Atorvastatin is another management option, which may be used alone or in conjunction with surgery. Several studies have shown that CSDH is caused by impaired angiogenesis in the neomembrane and localized inflammation, and that atorvastatin improves angiogenesis and reduces the inflammatory response.[42, 43] A randomized control study showed that the oral administration of atorvastatin is safe and effective in treating CSDH, and promotes the resolution of hematoma.[44] A prospective study showed that atorvastatin administration may decrease the risks of CSDH recurrence.[45] However, in our study, atorvastatin did not reduce the rate of CSDH recurrence, nor did it reduce the incidence of postoperative AIH. We suspect that different research methods may lead to varying results.
In our study, intraoperative saline irrigation was based on the surgeon’s preference. Some studies have shown that intraoperative saline irrigation of the hematoma cavity does not improve the incidence of postoperative AIH and CSDH recurrence.[25, 46] According to our results, intraoperative irrigation does not reduce the risk of CSDH recurrence, however, it does reduce the incidence of postoperative AIH. We speculate that BHD for CSDH without irrigation significantly reduces intracranial pressure for a short period of time. The abrupt decrease in intracranial pressure may cause further damage to the intracranial blood vessels and lead to acute intracranial bleeding.

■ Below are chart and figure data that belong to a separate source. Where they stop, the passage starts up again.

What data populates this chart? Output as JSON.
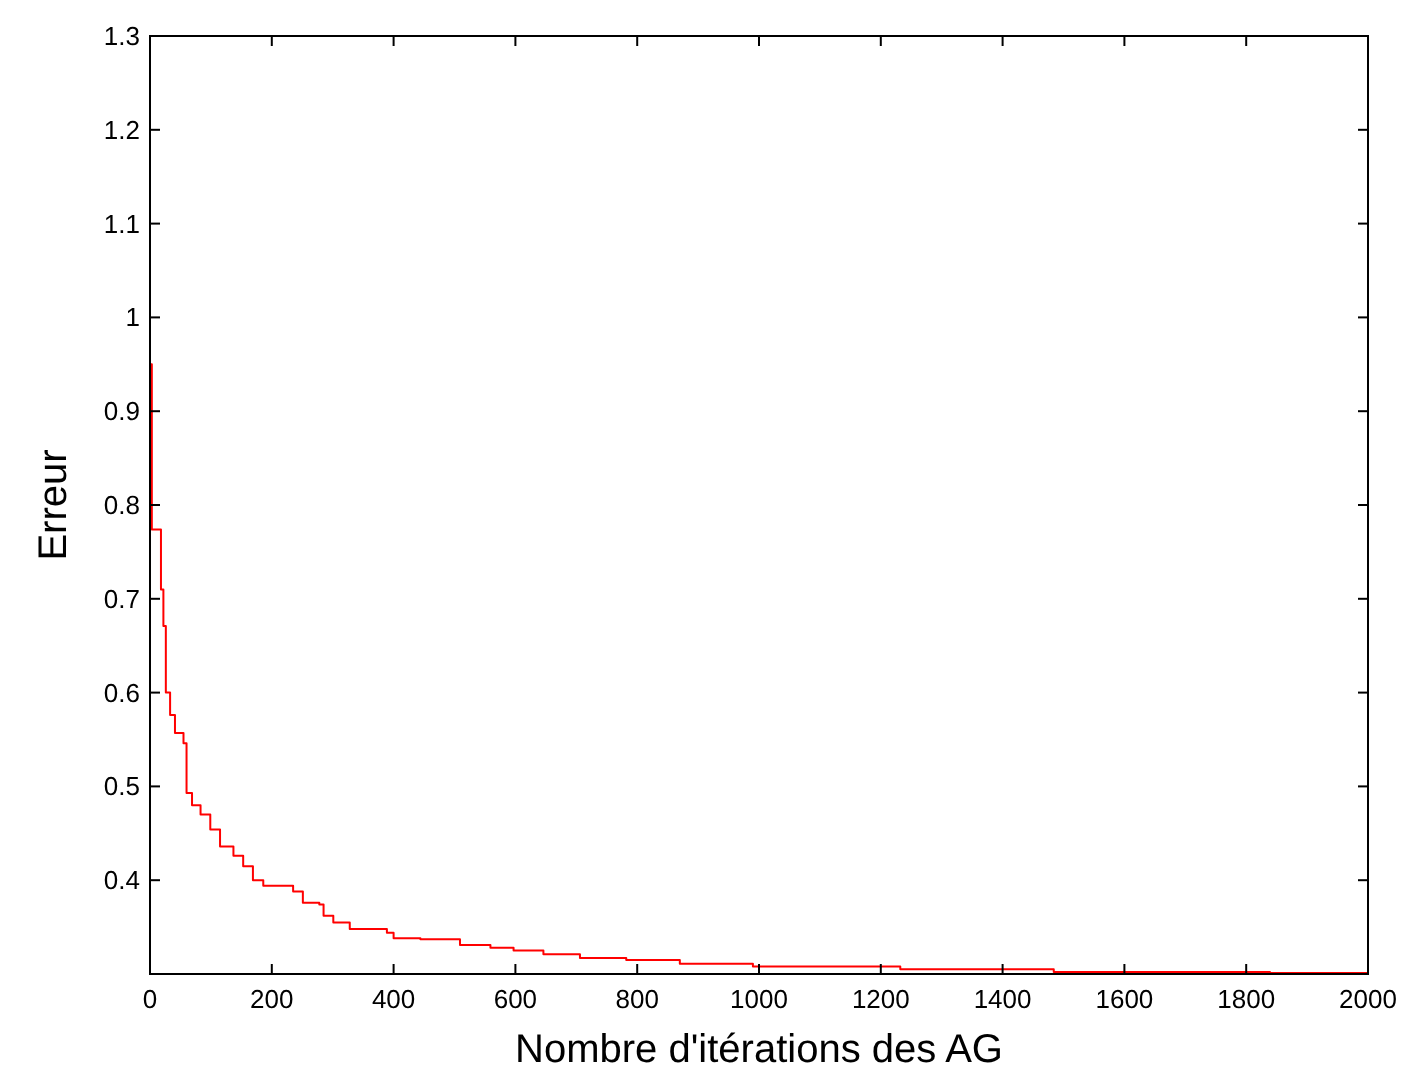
{
  "chart_data": {
    "type": "step",
    "xlabel": "Nombre d'itérations des AG",
    "ylabel": "Erreur",
    "x": [
      0,
      3,
      18,
      22,
      26,
      33,
      41,
      55,
      60,
      69,
      83,
      99,
      115,
      137,
      153,
      169,
      186,
      235,
      251,
      278,
      285,
      301,
      328,
      389,
      400,
      444,
      509,
      559,
      597,
      646,
      706,
      782,
      870,
      990,
      1232,
      1484,
      1839,
      2000
    ],
    "series": [
      {
        "color": "#ff0000",
        "values": [
          0.95,
          0.774,
          0.71,
          0.671,
          0.6,
          0.576,
          0.557,
          0.546,
          0.493,
          0.48,
          0.47,
          0.454,
          0.436,
          0.426,
          0.415,
          0.4,
          0.394,
          0.388,
          0.376,
          0.374,
          0.362,
          0.355,
          0.348,
          0.344,
          0.338,
          0.337,
          0.331,
          0.328,
          0.325,
          0.321,
          0.317,
          0.315,
          0.311,
          0.308,
          0.305,
          0.302,
          0.301,
          0.301
        ]
      }
    ],
    "xlim": [
      0,
      2000
    ],
    "ylim": [
      0.3,
      1.3
    ],
    "xticks": [
      0,
      200,
      400,
      600,
      800,
      1000,
      1200,
      1400,
      1600,
      1800,
      2000
    ],
    "yticks": [
      0.4,
      0.5,
      0.6,
      0.7,
      0.8,
      0.9,
      1,
      1.1,
      1.2,
      1.3
    ],
    "grid": false,
    "marker": "none",
    "line_style": "solid"
  }
}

Our study had some limitations. First, our study is a retrospective design, which usually produces a risk of bias. Based on our data and personal communication with neurosurgeons in each participating department, neurosurgeons not only choose the surgical method based on symptoms and hematoma size, but also according to their preferences. For example, the use of a single burr hole, the 1.5-2cm craniotomy and whether to irrigate is based on neurosurgeon preference. However, according to literature reports and our results, the selection of these surgical methods did not result in significant differences postoperative complications in total and recurrence rates[25]. Second, in the multivariate model, although ideally more stringent criteria for variable inclusion in the model would be applied in lieu of p<0.1. However, it may lead to too few variables and too many confounding factors, which will have a greater impact on the results.